Dreamers who enter the Library of Roam of their own volition, and with intent, are the rarest of the rare. They may be frequent visitors, and some have even been seen leaving with books in their hands. They are also frequently strange in ways that make them uncomfortable to be around, with obsessions that leave them unfit for most human fellowship. There are exceptions to every rule, but the Library’s smart waking guests will avoid Dreamers anyway.

Waking guests who find the Library’s stacks amidst another library’s stacks are faced with a dilemma. There is no guarantee that they will ever find the Library again, for it does travel on strange paths between deep sets of stacks out of sight of the outside world. But when they seek a book in the Library of Roam, they must give a note to the Librarian and seek their assistance. For waking guests, all communication must be done in writing. And giving the Librarian a copy of one’s own words somehow allows the Librarian to find any other words one has ever written. For those whose writings are important to them, whose writings must forever remain private, this may be too much to ask.

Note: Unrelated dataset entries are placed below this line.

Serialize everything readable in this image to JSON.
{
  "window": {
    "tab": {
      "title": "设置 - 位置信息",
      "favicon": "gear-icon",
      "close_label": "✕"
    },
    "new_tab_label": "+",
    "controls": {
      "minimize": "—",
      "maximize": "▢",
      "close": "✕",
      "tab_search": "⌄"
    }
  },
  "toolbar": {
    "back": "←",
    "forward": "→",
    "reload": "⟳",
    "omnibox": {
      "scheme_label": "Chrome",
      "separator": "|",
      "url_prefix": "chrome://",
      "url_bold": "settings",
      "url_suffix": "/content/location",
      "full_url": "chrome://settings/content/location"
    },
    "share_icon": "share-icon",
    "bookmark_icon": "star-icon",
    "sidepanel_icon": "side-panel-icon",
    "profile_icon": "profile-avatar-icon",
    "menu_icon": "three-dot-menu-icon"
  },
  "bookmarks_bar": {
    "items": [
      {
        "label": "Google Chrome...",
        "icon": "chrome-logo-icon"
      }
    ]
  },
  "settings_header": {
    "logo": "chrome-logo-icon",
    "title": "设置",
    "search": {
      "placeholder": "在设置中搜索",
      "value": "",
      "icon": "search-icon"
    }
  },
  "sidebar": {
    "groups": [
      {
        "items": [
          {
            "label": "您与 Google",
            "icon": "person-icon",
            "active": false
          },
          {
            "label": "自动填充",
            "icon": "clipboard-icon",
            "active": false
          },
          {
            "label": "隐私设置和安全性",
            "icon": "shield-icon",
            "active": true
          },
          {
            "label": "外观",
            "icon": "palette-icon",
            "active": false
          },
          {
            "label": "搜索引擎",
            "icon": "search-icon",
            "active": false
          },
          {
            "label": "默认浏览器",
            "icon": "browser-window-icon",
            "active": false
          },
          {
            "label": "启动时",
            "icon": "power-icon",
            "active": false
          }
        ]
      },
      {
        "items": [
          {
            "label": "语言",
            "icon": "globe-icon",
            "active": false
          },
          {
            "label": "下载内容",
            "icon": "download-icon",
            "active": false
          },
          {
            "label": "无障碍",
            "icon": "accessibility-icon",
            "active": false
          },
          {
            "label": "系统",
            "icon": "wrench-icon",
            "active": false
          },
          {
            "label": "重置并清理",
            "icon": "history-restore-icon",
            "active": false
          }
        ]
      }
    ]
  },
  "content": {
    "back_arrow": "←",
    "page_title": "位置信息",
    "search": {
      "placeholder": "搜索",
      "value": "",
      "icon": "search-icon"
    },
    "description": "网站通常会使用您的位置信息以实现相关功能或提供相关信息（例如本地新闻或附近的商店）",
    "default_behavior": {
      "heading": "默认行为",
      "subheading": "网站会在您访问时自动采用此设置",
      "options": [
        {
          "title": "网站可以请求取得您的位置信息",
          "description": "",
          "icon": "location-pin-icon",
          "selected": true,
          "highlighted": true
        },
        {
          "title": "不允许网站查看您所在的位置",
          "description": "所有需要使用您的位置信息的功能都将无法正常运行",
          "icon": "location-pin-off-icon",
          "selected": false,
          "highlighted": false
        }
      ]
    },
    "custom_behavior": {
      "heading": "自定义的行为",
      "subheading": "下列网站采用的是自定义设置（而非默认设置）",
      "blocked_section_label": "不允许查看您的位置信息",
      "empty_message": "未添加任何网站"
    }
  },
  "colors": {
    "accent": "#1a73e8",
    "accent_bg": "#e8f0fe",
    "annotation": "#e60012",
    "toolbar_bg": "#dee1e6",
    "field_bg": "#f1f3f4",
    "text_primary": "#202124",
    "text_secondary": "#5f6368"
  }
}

But if a request is submitted without speaking, the Librarian will always find what one seeks. It is up to the recipient to learn the language of the text they receive, and come to understand what gift they now hold. Luckily, the due date and return policy is lenient: depositing the book in any library’s returns pile will suffice, and one may have a book for as long as one likes. The limit, however, is one book at a time.

Some spend their whole lives seeking the Library of Roam, traveling the world chasing rumors of its presence. Others claim to have charted it to the course of the heavens and the cycles of insects, and swear that they can find it at need. Few have the time or patience to master the arts needed to fully appreciate the gift that the Library of Roam represents, but finding it remains a fond fantasy for many, a dollop of mystery and romance in the world that lures the hopeful ever onward.

Cloudhome

Cloudhome snags streamers of mist and fog on the plucking fingers of its ruins, a flat-tipped peninsula of stone stretching into the sky from the bone-white rock of Femur Butte. Cloudhome’s expanse hangs unsupported, only open air beneath it, and none know how it remains aloft. Those who live in its shadow say only that it must be the work of the ancients, some mystery known to those who came before that has since been lost. The locals who live below praise it for granting them with shade, and for catching the rainclouds which otherwise would escape their dry land for more hospitable climes. They also say that in times long past, Cloudhome was host to wonders that once changed the world. Now it is but a remnant, a fragment of what came before.

The paths up Femur Butte are arduous but well known, and the local goatherds have made a tradition of racing each other to the top. Only a few of them, however, dare to lead outsiders across the floating bridge of rock which arcs between the butte and Cloudhome. They say, and the visiting outsiders who return agree, that the air itself changes as one crosses the arc. It cools as one crosses the bridge, bringing a chill to the skin and frosting the breath of those still hot from their climb. Dew collects on the stones, dripping from the crumbling walls which yet stand on Cloudhome’s edge. Epiphytic fruiting vines cling to the stonework, their berries a bright and lustrous purple that bursts against the stones’ gray.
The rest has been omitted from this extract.